Affinity enrichment of placental extracellular vesicles from minimally processed maternal plasma with magnetic nanowires†
Abstract
Affinity based enrichment of cell/tissue specific extracellular vesicles (EVs) with magnetic materials and analysis of their molecular cargo has the potential to improve assay sensitivity/specificity compared to whole plasma analysis. For example, syncytiotrophoblast EVs (STBEVs) shed from the placenta during pregnancy carry placental diagnostic markers relevant to pregnancy complications linked to placental insufficiency such as placental alkaline phosphatase (PLAP), Neprilysin (NEP) and Placental Protein 13 (PP13). However, the need for sample pre-enrichment of EVs from plasma adds significant complexity, time and cost. We report an affinity-based cell/tissue specific EV enrichment direct from plasma based on iron-oxide magnetic nanowires (NWs) coated with reversible-addition–fragmentation-chain-transfer (RAFT) polymers and conjugated with anti-PLAP antibodies. As anticipated the complex protein environment of minimally processed plasma significantly decreased STBEV enrichment yield. However, an optimized RAFT polymeric coating successfully mitigated the detrimental effect of the protein corona, yielding significantly improved STBEV recovery compared to Dynabeads™ in unenriched diluted plasma.
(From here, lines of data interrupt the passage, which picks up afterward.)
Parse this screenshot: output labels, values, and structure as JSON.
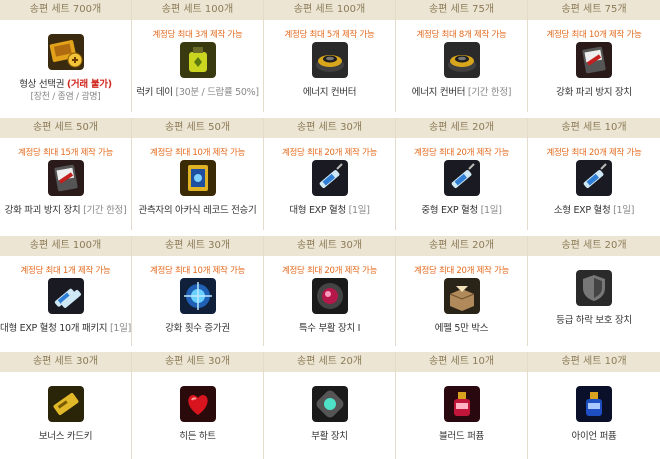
{
  "rows": [
    {
      "items": [
        {
          "cost": "송편 세트 700개",
          "limit": "",
          "name": "형상 선택권",
          "name_red": "(거래 불가)",
          "sub": "[장천 / 종염 / 광명]",
          "note": "",
          "icon": "ticket-icon"
        },
        {
          "cost": "송편 세트 100개",
          "limit": "계정당 최대 3개 제작 가능",
          "name": "럭키 데이",
          "name_red": "",
          "sub": "",
          "note": "[30분 / 드랍률 50%]",
          "icon": "lucky-potion-icon"
        },
        {
          "cost": "송편 세트 100개",
          "limit": "계정당 최대 5개 제작 가능",
          "name": "에너지 컨버터",
          "name_red": "",
          "sub": "",
          "note": "",
          "icon": "energy-converter-icon"
        },
        {
          "cost": "송편 세트 75개",
          "limit": "계정당 최대 8개 제작 가능",
          "name": "에너지 컨버터",
          "name_red": "",
          "sub": "",
          "note": "[기간 한정]",
          "icon": "energy-converter-icon"
        },
        {
          "cost": "송편 세트 75개",
          "limit": "계정당 최대 10개 제작 가능",
          "name": "강화 파괴 방지 장치",
          "name_red": "",
          "sub": "",
          "note": "",
          "icon": "protect-device-icon"
        }
      ]
    },
    {
      "items": [
        {
          "cost": "송편 세트 50개",
          "limit": "계정당 최대 15개 제작 가능",
          "name": "강화 파괴 방지 장치",
          "name_red": "",
          "sub": "",
          "note": "[기간 한정]",
          "icon": "protect-device-icon"
        },
        {
          "cost": "송편 세트 50개",
          "limit": "계정당 최대 10개 제작 가능",
          "name": "관측자의 아카식 레코드 전승기",
          "name_red": "",
          "sub": "",
          "note": "",
          "icon": "akashic-record-icon"
        },
        {
          "cost": "송편 세트 30개",
          "limit": "계정당 최대 20개 제작 가능",
          "name": "대형 EXP 혈청",
          "name_red": "",
          "sub": "",
          "note": "[1일]",
          "icon": "syringe-icon"
        },
        {
          "cost": "송편 세트 20개",
          "limit": "계정당 최대 20개 제작 가능",
          "name": "중형 EXP 혈청",
          "name_red": "",
          "sub": "",
          "note": "[1일]",
          "icon": "syringe-icon"
        },
        {
          "cost": "송편 세트 10개",
          "limit": "계정당 최대 20개 제작 가능",
          "name": "소형 EXP 혈청",
          "name_red": "",
          "sub": "",
          "note": "[1일]",
          "icon": "syringe-icon"
        }
      ]
    },
    {
      "items": [
        {
          "cost": "송편 세트 100개",
          "limit": "계정당 최대 1개 제작 가능",
          "name": "대형 EXP 혈청 10개 패키지",
          "name_red": "",
          "sub": "",
          "note": "[1일]",
          "icon": "syringe-pack-icon"
        },
        {
          "cost": "송편 세트 30개",
          "limit": "계정당 최대 10개 제작 가능",
          "name": "강화 횟수 증가권",
          "name_red": "",
          "sub": "",
          "note": "",
          "icon": "enhance-ticket-icon"
        },
        {
          "cost": "송편 세트 30개",
          "limit": "계정당 최대 20개 제작 가능",
          "name": "특수 부활 장치 I",
          "name_red": "",
          "sub": "",
          "note": "",
          "icon": "revival-device-icon"
        },
        {
          "cost": "송편 세트 20개",
          "limit": "계정당 최대 20개 제작 가능",
          "name": "에펠 5만 박스",
          "name_red": "",
          "sub": "",
          "note": "",
          "icon": "box-icon"
        },
        {
          "cost": "송편 세트 20개",
          "limit": "",
          "name": "등급 하락 보호 장치",
          "name_red": "",
          "sub": "",
          "note": "",
          "icon": "shield-icon"
        }
      ]
    },
    {
      "items": [
        {
          "cost": "송편 세트 30개",
          "limit": "",
          "name": "보너스 카드키",
          "name_red": "",
          "sub": "",
          "note": "",
          "icon": "cardkey-icon"
        },
        {
          "cost": "송편 세트 30개",
          "limit": "",
          "name": "히든 하트",
          "name_red": "",
          "sub": "",
          "note": "",
          "icon": "heart-icon"
        },
        {
          "cost": "송편 세트 20개",
          "limit": "",
          "name": "부활 장치",
          "name_red": "",
          "sub": "",
          "note": "",
          "icon": "revival-gem-icon"
        },
        {
          "cost": "송편 세트 10개",
          "limit": "",
          "name": "블러드 퍼퓸",
          "name_red": "",
          "sub": "",
          "note": "",
          "icon": "blood-perfume-icon"
        },
        {
          "cost": "송편 세트 10개",
          "limit": "",
          "name": "아이언 퍼퓸",
          "name_red": "",
          "sub": "",
          "note": "",
          "icon": "iron-perfume-icon"
        }
      ]
    }
  ],
  "colors": {
    "header_bg": "#ece5d3",
    "header_text": "#8b7a56",
    "limit_text": "#e46b1f",
    "red_text": "#d0281f"
  }
}
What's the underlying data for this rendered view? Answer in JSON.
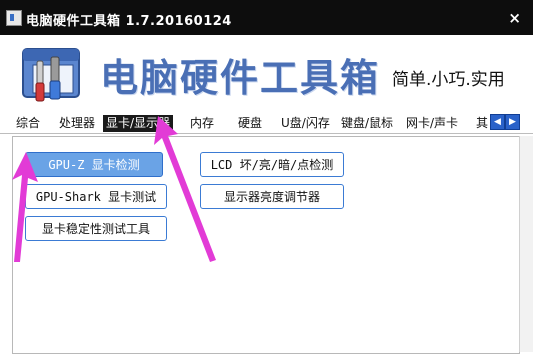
{
  "window": {
    "title": "电脑硬件工具箱 1.7.20160124",
    "close_glyph": "×"
  },
  "header": {
    "brand": "电脑硬件工具箱",
    "slogan": "简单.小巧.实用"
  },
  "tabs": [
    {
      "label": "综合"
    },
    {
      "label": "处理器"
    },
    {
      "label": "显卡/显示器",
      "active": true
    },
    {
      "label": "内存"
    },
    {
      "label": "硬盘"
    },
    {
      "label": "U盘/闪存"
    },
    {
      "label": "键盘/鼠标"
    },
    {
      "label": "网卡/声卡"
    },
    {
      "label": "其"
    }
  ],
  "tab_arrows": {
    "left": "◀",
    "right": "▶"
  },
  "tools": [
    {
      "label": "GPU-Z 显卡检测",
      "highlighted": true
    },
    {
      "label": "GPU-Shark 显卡测试"
    },
    {
      "label": "显卡稳定性测试工具"
    },
    {
      "label": "LCD 坏/亮/暗/点检测"
    },
    {
      "label": "显示器亮度调节器"
    }
  ],
  "colors": {
    "titlebar": "#0d0d0d",
    "brand": "#4a6fb5",
    "button_border": "#3b7bd4",
    "button_highlight": "#6aa3e6",
    "annotation_arrow": "#e23bd6"
  }
}
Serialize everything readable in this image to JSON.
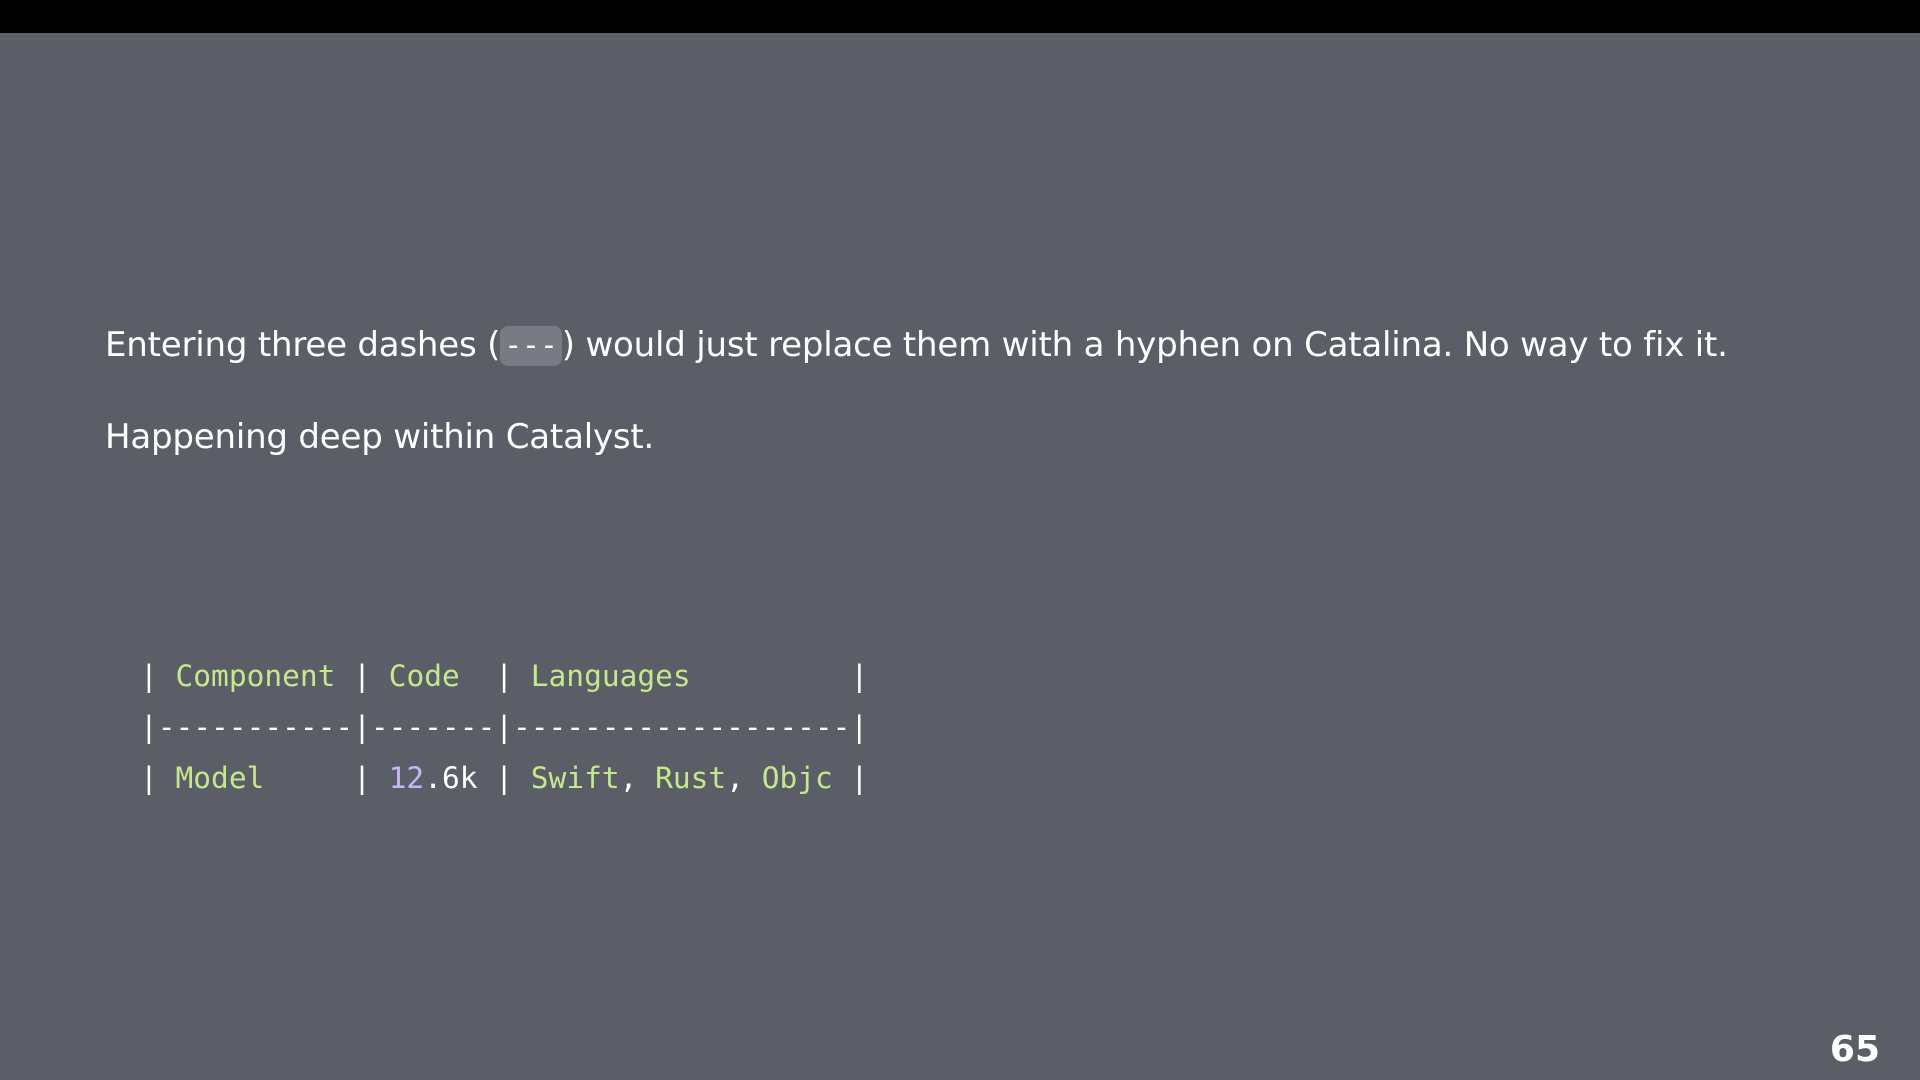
{
  "paragraph1": {
    "before": "Entering three dashes (",
    "code": "---",
    "after": ") would just replace them with a hyphen on Catalina. No way to fix it."
  },
  "paragraph2": "Happening deep within Catalyst.",
  "code_table": {
    "header": {
      "col1": "Component",
      "col2": "Code",
      "col3": "Languages"
    },
    "separator": "|-----------|-------|-------------------|",
    "row": {
      "component": "Model",
      "code_int": "12",
      "code_rest": ".6k",
      "lang1": "Swift",
      "lang2": "Rust",
      "lang3": "Objc"
    }
  },
  "page_number": "65",
  "colors": {
    "background": "#5b5e66",
    "code_green": "#c3e88d",
    "code_purple": "#c5b8f5",
    "inline_code_bg": "#767b84"
  }
}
Despite the presence of significant soluble PLAP protein, STBEV enrichment could be performed directly from the plasma of pregnant women (including preeclamptic samples) within 1.5 hours, enabling quantification of two placental protein markers PP13 and NEP with known diagnostic relevance to preeclampsia. Direct affinity-enrichment of STBEVs with high performance magnetic materials has the potential to underpin rapid clinical diagnostic assays for preeclampsia and related pregnancy complications.